The Ministry of Human Resources announced the news in a brief post on its website on Tuesday, citing a decision of the State Council, the highest body of state power in China.

The post did not say why or when Sun had been dismissed, but the Ministry of Foreign Affairs website shows his last public engagements were meetings with the ambassadors of Brunei and Malaysia to China on March 13.

Two days earlier, Sun had met Pakistan’s ambassador to China to discuss bilateral cooperation, according to a post on diplomat Khalil Hashmi’s X account.

Dismissals of this kind in the Chinese government usually indicate high-level disciplinary action and are often followed by news of an investigation.

Sun’s dismissal notice included the removal of another official, An Lusheng, from his post as deputy director of the National Railway Administration.

Since coming to power in 2012, President Xi Jinping has carried out a wide-ranging anticorruption campaign targeting “tigers and flies”, meaning high- and low-ranking officials.

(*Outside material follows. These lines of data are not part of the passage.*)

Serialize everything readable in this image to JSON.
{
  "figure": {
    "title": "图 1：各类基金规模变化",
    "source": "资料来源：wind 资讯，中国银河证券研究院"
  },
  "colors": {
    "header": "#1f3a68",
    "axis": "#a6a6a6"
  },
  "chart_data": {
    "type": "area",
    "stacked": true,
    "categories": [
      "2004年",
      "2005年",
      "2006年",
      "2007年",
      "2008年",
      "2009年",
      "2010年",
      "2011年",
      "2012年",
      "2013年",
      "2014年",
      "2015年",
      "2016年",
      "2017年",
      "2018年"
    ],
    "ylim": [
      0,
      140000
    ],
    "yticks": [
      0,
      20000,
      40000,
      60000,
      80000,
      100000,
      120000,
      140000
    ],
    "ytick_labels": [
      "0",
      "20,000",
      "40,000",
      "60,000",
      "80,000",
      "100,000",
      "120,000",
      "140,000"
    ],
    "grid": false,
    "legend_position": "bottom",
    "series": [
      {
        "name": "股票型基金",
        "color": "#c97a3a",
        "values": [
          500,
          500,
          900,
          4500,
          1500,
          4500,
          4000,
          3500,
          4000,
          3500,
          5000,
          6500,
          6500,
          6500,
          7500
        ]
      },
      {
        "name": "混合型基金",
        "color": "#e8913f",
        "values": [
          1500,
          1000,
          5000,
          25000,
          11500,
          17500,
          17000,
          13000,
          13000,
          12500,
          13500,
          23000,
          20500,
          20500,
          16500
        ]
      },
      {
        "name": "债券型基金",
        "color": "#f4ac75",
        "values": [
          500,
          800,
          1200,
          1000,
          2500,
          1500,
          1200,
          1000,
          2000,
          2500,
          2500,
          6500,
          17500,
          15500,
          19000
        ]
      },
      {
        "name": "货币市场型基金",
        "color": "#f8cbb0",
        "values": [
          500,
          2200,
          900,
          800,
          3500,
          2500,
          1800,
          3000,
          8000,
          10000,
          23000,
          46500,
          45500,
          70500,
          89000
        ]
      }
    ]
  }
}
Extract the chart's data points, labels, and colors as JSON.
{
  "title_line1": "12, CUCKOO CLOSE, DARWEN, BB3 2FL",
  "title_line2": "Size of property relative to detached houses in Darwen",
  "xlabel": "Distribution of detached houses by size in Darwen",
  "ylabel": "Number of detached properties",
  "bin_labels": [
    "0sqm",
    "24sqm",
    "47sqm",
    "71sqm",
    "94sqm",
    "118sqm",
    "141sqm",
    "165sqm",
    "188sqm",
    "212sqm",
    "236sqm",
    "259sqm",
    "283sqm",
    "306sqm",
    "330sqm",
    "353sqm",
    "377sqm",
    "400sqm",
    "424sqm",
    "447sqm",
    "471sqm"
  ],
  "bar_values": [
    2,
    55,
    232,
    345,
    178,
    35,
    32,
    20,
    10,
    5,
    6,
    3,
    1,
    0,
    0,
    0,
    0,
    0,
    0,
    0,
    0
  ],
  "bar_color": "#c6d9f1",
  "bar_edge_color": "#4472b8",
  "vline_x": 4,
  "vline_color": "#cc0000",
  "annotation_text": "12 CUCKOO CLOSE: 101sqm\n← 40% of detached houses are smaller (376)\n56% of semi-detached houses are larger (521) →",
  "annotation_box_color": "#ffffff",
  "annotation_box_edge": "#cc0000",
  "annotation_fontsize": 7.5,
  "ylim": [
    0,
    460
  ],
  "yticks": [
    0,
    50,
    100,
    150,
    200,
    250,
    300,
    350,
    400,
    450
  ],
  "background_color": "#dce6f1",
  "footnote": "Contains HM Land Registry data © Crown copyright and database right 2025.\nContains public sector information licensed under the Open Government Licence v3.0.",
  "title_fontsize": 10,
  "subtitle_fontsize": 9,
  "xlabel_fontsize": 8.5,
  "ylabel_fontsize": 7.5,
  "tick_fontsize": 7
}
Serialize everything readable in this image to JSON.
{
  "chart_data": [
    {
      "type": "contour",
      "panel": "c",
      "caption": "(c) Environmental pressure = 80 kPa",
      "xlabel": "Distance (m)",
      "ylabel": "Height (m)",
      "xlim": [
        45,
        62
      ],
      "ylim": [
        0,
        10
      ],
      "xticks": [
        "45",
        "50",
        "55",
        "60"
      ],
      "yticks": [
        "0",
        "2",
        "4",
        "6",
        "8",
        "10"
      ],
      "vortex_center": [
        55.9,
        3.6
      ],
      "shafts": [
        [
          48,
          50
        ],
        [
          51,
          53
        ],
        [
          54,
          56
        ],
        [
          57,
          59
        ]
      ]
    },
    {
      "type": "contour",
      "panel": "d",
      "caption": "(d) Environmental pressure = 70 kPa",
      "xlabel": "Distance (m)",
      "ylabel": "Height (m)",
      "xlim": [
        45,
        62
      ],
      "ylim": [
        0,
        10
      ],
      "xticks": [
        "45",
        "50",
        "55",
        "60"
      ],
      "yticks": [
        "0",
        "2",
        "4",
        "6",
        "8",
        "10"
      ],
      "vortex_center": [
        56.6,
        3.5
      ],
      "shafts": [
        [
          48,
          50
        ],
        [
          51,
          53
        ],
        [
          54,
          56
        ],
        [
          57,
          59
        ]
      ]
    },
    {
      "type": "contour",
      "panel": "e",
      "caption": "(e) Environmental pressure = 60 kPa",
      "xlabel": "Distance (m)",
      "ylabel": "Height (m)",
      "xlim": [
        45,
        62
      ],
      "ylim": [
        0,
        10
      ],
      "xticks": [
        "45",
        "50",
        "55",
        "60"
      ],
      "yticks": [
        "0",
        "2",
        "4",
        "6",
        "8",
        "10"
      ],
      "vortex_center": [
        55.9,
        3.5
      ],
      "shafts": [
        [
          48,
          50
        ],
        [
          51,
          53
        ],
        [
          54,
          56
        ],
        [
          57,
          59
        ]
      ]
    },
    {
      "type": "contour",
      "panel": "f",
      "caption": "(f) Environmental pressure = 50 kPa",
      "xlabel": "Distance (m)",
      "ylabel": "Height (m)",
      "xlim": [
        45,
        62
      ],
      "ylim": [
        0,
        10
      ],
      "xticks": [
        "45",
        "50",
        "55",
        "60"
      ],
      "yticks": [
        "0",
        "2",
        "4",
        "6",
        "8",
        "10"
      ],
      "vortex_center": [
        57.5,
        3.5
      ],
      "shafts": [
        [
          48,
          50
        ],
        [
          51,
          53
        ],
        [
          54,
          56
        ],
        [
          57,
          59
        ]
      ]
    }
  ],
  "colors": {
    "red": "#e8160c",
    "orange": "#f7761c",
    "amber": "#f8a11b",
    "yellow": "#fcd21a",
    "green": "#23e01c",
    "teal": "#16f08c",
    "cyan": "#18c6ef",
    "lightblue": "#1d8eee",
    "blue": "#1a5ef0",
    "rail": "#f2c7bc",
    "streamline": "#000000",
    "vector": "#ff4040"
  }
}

Last year, China investigated more than one million corruption cases and disciplined 938,000 people, according to its Central Commission for Discipline Inspection and National Supervisory Commission.

The list of cases involving disciplinary action included 69 provincial or ministerial-level officials, 4,155 bureau-level officials, 35,000 county-level officials, and 125,000 township-level officials, according to the commission’s year-end report.

Senior Chinese military officials have also been caught up in Xi’s anticorruption campaign sweeps.